The total number of helicopter accidents increased in the United States in 2017, compared with totals from the previous year, but preliminary data for most of the world showed “an encouraging trend of safer civil helicopter operations,” according to the International Helicopter Safety Team (IHST) and its U.S. affiliate.
Source: International Helicopter Safety Team
|North America — United States|
|North America — Canada|
|North America — Mexico|
In a report issued in early March, the IHST — which represents a joint safety effort begun in 2005 by government and industry — said that preliminary 2017 data from 49 countries show that most of the countries recorded fewer total accidents and fewer fatal accidents in 2017 than in 2016 (Table 1).
“Using combined data from these 49 countries, total civil helicopter accidents in 2017 were down 6 percent compared to the prior year, and fatal accidents were reduced by 17 percent, year over year,” the IHST report said. “Comparing 2017 to 2013, total accidents decreased by 32 percent and fatal accidents were cut by 44 percent.”
The IHST said that a continuation of the positive trend would enable IHST members to “push on with expanding a culture of safety and increasing cooperation on safety issues … within the global helicopter community.”
The IHST said that this year, it would work with its regional teams around the world to focus on three goals:
- Reducing risk and improving safety “through widespread and persistent distribution of relevant educational materials”;
- Analyzing accident causes and developing data-driven safety actions; and,
- Moving the industry to “adopt safety practices or equipment that will reduce the number of accidents.”
In a separate report, the U.S. Helicopter Safety Team (USHST) said preliminary data showed that the accident rate “flattened out” in 2017 at 3.55 accidents per 100,000 flight hours, slightly higher than the 3.45 accidents per 100,000 flight hours in 2016. Nevertheless 2017’s rate was about one-third below the 4.95 accidents per 100,000 flight hours recorded in 2013, the year the USHST was established (Figure 1).
The USHST said the 2017 total of 121 accidents was a result of “a few months … with uncharacteristically high accident totals,” including 18 accidents reported in February and 23 in July.
USHST data also reflected an increase in fatal helicopter accidents in the United States in 2017, with 20 fatal accidents and 34 associated fatalities.
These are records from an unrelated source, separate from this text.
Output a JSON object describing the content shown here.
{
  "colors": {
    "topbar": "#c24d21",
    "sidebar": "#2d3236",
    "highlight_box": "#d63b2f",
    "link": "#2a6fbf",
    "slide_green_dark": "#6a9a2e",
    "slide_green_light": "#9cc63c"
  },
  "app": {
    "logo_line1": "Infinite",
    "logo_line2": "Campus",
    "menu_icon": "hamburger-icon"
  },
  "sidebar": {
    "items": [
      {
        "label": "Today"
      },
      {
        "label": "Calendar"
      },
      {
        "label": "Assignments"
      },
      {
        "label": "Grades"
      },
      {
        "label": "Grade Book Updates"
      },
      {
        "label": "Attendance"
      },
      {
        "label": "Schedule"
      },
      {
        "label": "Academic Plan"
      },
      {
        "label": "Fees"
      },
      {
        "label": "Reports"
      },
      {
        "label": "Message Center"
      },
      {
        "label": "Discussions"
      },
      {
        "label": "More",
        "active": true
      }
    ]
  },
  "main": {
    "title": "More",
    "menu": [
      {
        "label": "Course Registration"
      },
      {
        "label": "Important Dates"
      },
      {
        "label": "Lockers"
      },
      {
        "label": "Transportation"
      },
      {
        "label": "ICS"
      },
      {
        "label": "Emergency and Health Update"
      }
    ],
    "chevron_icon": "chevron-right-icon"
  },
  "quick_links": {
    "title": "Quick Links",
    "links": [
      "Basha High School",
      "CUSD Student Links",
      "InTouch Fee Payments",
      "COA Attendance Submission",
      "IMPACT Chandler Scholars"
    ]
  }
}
In comparison, of the 108 helicopter accidents recorded in 2016, 17 were fatal accidents, with 29 associated fatalities.
The U.S. fatal helicopter accident rate was 0.59 per 100,000 flight hours in 2017, an increase from 0.54 fatal accidents per 100,000 flight hours the previous year (Figure 2). The 2017 rate was, nevertheless, below the annual goal of 0.69 fatal accidents per 100,000 flight hours established by the USHST. Stated goals are for fatal accident rates of 0.65 per 100,000 flight hours this year and 0.61 per 100,000 in 2019.
IHST data for the United States and 48 other countries indicate that 239 helicopter accidents were reported in 2017, including 44 fatal accidents. In 2016, 255 accidents were reported in those countries, including 53 fatal accidents.
Other regions on the list include Canada, where 26 accidents, including one fatal accident, were reported in 2017; 32 countries in Europe,1 where 43 accidents, including 11 fatal accidents, were recorded; and the Commonwealth of Independent States (CIS),2 which recorded 11 accidents, including four fatal accidents.
In addition, 2017 data showed that Mexico recorded 12 accidents, including three fatal accidents; India recorded two accidents, one of them fatal; Brazil recorded 10 accidents, including two fatal accidents; and New Zealand recorded 14 accidents, including two fatal accidents.
- The reporting countries in Europe are Austria, Belgium, Bulgaria, Croatia, Cyprus, Czech Republic, Denmark, Estonia, Finland, France, Germany, Greece, Hungary, Iceland, Ireland, Italy, Latvia, Liechtenstein, Lithuania, Luxembourg, Malta, Netherlands, Norway, Poland, Portugal, Romania, Slovakia, Slovenia, Spain, Sweden, Switzerland, and United Kingdom.
- The reporting countries in the CIS are Armenia, Azerbaijan, Belarus, Kazakhstan, Kyrgyzstan, Moldova, Russia, Tajikistan, Turkmenistan, Ukraine, and Uzbekistan.